Painter se mostraba reacio a ponerles en peligro, pero Omaha no compartía sus reservas.
—Tienen armas. Si queremos que tu plan funcione, cuanto mayor sea nuestro arsenal, tanto mejor.
Painter tuvo que darle la razón. Una vez aceptados los términos, el jeque esbozó una amplia sonrisa y congregó a sus hombres, que comenzaron a cinchar las sillas, a preparar los camellos para que resultara fácil subirse a ellos y a pasarse la munición como si se tratara de una fiesta.
Painter reunió a su grupo bajo la luz de los faros del vehículo.
—Kara, quiero que te quedes en la furgoneta.

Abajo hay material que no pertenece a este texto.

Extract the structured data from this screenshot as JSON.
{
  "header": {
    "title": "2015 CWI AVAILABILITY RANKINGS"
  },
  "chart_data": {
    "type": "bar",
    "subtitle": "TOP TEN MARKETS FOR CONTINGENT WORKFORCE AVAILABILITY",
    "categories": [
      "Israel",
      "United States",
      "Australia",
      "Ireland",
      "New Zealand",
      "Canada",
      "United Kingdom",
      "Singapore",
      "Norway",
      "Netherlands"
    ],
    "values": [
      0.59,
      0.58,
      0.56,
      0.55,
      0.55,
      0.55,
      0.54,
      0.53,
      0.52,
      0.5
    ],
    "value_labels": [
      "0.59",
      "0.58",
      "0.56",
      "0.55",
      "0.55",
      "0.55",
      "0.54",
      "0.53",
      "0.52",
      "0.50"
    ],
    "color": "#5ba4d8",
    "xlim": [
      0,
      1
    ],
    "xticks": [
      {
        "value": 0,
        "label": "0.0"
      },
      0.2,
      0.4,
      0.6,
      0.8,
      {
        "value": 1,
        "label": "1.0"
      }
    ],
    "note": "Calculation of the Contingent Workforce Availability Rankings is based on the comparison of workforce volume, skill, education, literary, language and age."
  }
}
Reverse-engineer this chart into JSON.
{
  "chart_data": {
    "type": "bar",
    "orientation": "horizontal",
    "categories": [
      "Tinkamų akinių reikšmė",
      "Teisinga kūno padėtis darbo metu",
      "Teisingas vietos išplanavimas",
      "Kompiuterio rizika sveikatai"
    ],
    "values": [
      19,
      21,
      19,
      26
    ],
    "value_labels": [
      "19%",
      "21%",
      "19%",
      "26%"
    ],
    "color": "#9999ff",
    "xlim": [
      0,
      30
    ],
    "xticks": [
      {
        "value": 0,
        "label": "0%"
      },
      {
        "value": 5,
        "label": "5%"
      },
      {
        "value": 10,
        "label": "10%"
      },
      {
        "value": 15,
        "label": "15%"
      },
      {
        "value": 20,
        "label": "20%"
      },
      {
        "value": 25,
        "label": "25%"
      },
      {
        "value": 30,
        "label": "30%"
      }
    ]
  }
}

Ella abrió la boca para protestar, pero no le sirvió de nada. Tenía la cara empapada en sudor, a pesar del viento y el frío de la noche.
Painter la interrumpió.
—Necesitaremos ocultar la furgoneta fuera del camino, y subir con ella a mi señal. Clay y Danny se quedarán contigo, con un rifle y una pistola. Si fallamos, y Cassandra intenta huir con Safia, vosotros seréis los únicos capaces de seguirles.
Kara arrugó la frente, pero asintió.
—Más vale que no falléis —añadió con ferocidad. Pero incluso aquel arranque parecía ponerla a prueba.
Danny, que deseaba unirse al grupo, discutía a un lado con su hermano. Omaha se mantuvo firme.
—Si ni siquiera llevas ni las puñeteras gafas. Acabarás metiéndome un balazo en el culo por error —apoyó una mano sobre el hombro de su hermano pequeño antes de continuar—. Además, cuento contigo aquí. Eres la última esperanza si tenemos problemas. No puedo arriesgarme a perderla de nuevo.
Danny asintió y se retiró.
Clay, por su parte, no tenía ninguna objeción por quedarse atrás. Se mantuvo a un paso de ellos, con un cigarrillo consumiéndose entre sus dedos. Estaba al límite de su capacidad para resistir todo aquello. Una vez decidido todo, Painter se volvió hacia los camellos.
—¡Arriba!
Omaha le siguió.
—¿Has montado alguna vez en camello?
—No —Painter le dirigió una mirada rápida.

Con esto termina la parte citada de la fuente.